Is there room for nuance? (Part one)
I want to thank Margaret Wente (Globe and Mail 11/29/14) for providing me with a handy label for a group of people who have become – largely by virtue of an asserted intellectual/educational/moral-ethical superiority – the self-appointed definers and articulators of who and what society should champion, defend, promote, even believe. They commonly hold that they are beyond meaningful challenge by virtue of their intrinsic righteousness and, in fact, they are seldom challenged because they tend to be on the “politically correct” side of many issues we commonly encounter in the press and other public forums.
This group – Wente calls them “progressives” – have become, in fact, the purveyors of a modern orthodoxy that began to undermine education long ago, that continually stifles meaningful public debate, and that poses a real threat to the long-term well-being of our province and of our country. A startling assertion on my part? Some background is necessary.
I firmly believe that Canada is involved in what is, fundamentally, an ideological struggle. As an idealist myself, the distinction between ideal and ideology is an important one in that it separates me – at least in my mind – very clearly from the idealogue.
The idealist is essentially an optimist, insisting repeatedly that good can be found in the ongoing story of human folly, folly in evidence every day, whether in the newspaper account, in something we might do ourselves, or in any number of things we might encounter in the course of a day. While some friends of mine have described me as a cynic, I have always rejected that characterization claiming, simply, that my idealism is not starry-eyed. I choose to think my idealism acknowledges a hard reality: few things are ever truly simple. A logical consequence of that position is the rejection of extremes, positive or negative. When idealism crosses over to ideology, the opportunity for close-minded extremism is abundant.

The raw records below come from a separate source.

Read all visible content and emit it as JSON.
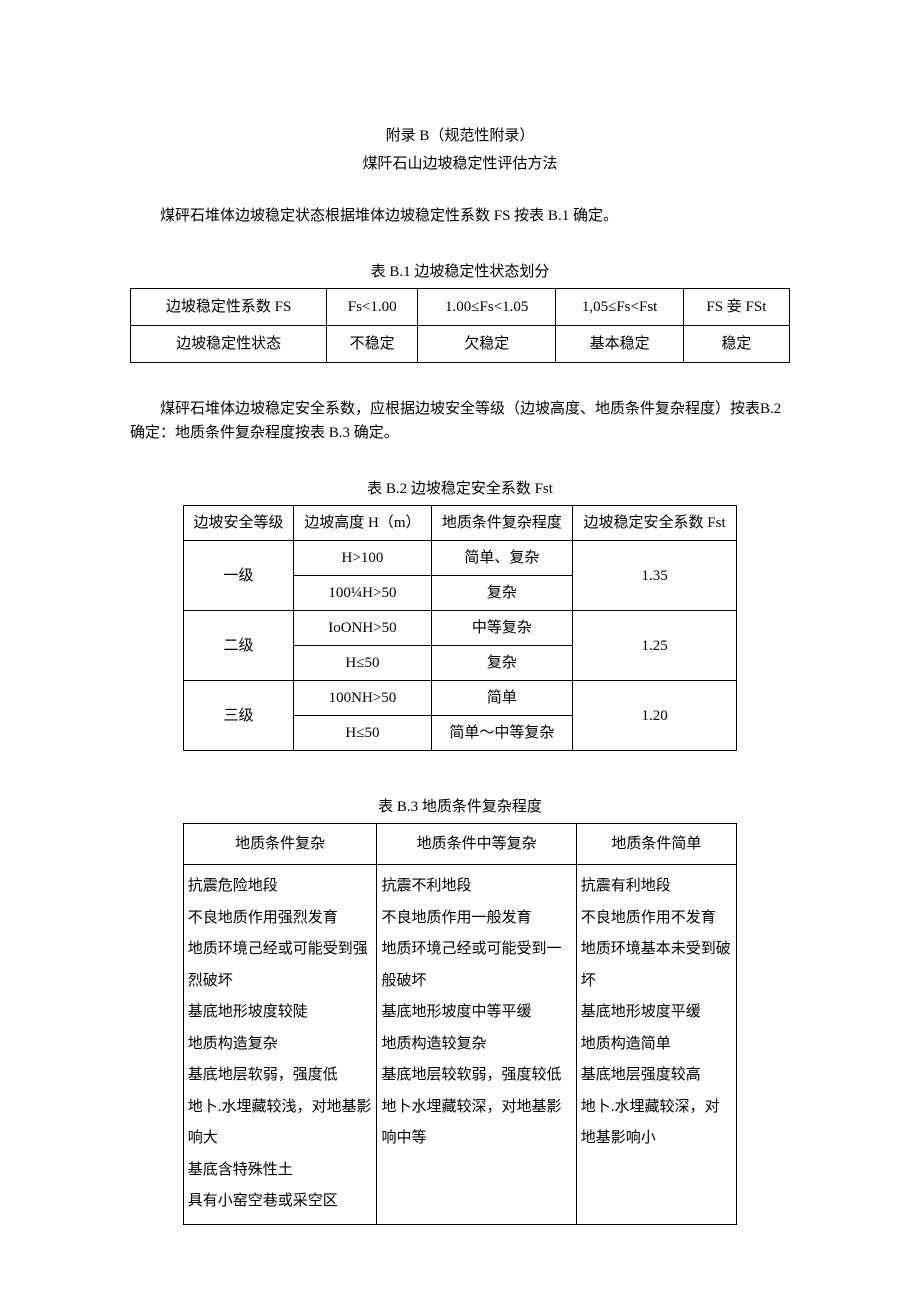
{
  "header": {
    "line1": "附录 B（规范性附录）",
    "line2": "煤阡石山边坡稳定性评估方法"
  },
  "para1": "煤砰石堆体边坡稳定状态根据堆体边坡稳定性系数 FS 按表 B.1 确定。",
  "table1": {
    "caption": "表 B.1 边坡稳定性状态划分",
    "row1": [
      "边坡稳定性系数 FS",
      "Fs<1.00",
      "1.00≤Fs<1.05",
      "1,05≤Fs<Fst",
      "FS 妾 FSt"
    ],
    "row2": [
      "边坡稳定性状态",
      "不稳定",
      "欠稳定",
      "基本稳定",
      "稳定"
    ]
  },
  "para2": "煤砰石堆体边坡稳定安全系数，应根据边坡安全等级（边坡高度、地质条件复杂程度）按表B.2 确定：地质条件复杂程度按表 B.3 确定。",
  "table2": {
    "caption": "表 B.2 边坡稳定安全系数 Fst",
    "headers": [
      "边坡安全等级",
      "边坡高度 H（m）",
      "地质条件复杂程度",
      "边坡稳定安全系数 Fst"
    ],
    "rows": [
      {
        "level": "一级",
        "h1": "H>100",
        "c1": "简单、复杂",
        "h2": "100¼H>50",
        "c2": "复杂",
        "fst": "1.35"
      },
      {
        "level": "二级",
        "h1": "IoONH>50",
        "c1": "中等复杂",
        "h2": "H≤50",
        "c2": "复杂",
        "fst": "1.25"
      },
      {
        "level": "三级",
        "h1": "100NH>50",
        "c1": "简单",
        "h2": "H≤50",
        "c2": "简单～中等复杂",
        "fst": "1.20"
      }
    ]
  },
  "table3": {
    "caption": "表 B.3 地质条件复杂程度",
    "headers": [
      "地质条件复杂",
      "地质条件中等复杂",
      "地质条件简单"
    ],
    "col1": "抗震危险地段\n不良地质作用强烈发育\n地质环境己经或可能受到强烈破坏\n基底地形坡度较陡\n地质构造复杂\n基底地层软弱，强度低\n地卜.水埋藏较浅，对地基影响大\n基底含特殊性土\n具有小窑空巷或采空区",
    "col2": "抗震不利地段\n不良地质作用一般发育\n地质环境己经或可能受到一般破坏\n基底地形坡度中等平缓\n地质构造较复杂\n基底地层较软弱，强度较低\n地卜水埋藏较深，对地基影响中等",
    "col3": "抗震有利地段\n不良地质作用不发育\n地质环境基本未受到破坏\n基底地形坡度平缓\n地质构造简单\n基底地层强度较高\n地卜.水埋藏较深，对地基影响小"
  }
}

The ideologue claims a position on an issue, commonly social/political, that is essentially unassailable, a secular version of fundamentalist religion you might say. In my definition, an example would be the anti-vaccine lobby that Wente references in her article. All scientific understanding notwithstanding, the anti-vaccine ideologue accepts, as a matter of faith, the “belief” that vaccines are inherently bad, that such technological tampering with some vague notion of what is “natural” cannot help but cause harm.
The role such over-simplification plays in our reductionist, 140-character dominated public forum is insidious. The simple assertion becomes the preferred method of public discourse as few have the patience required for the consideration of a long and complex argument.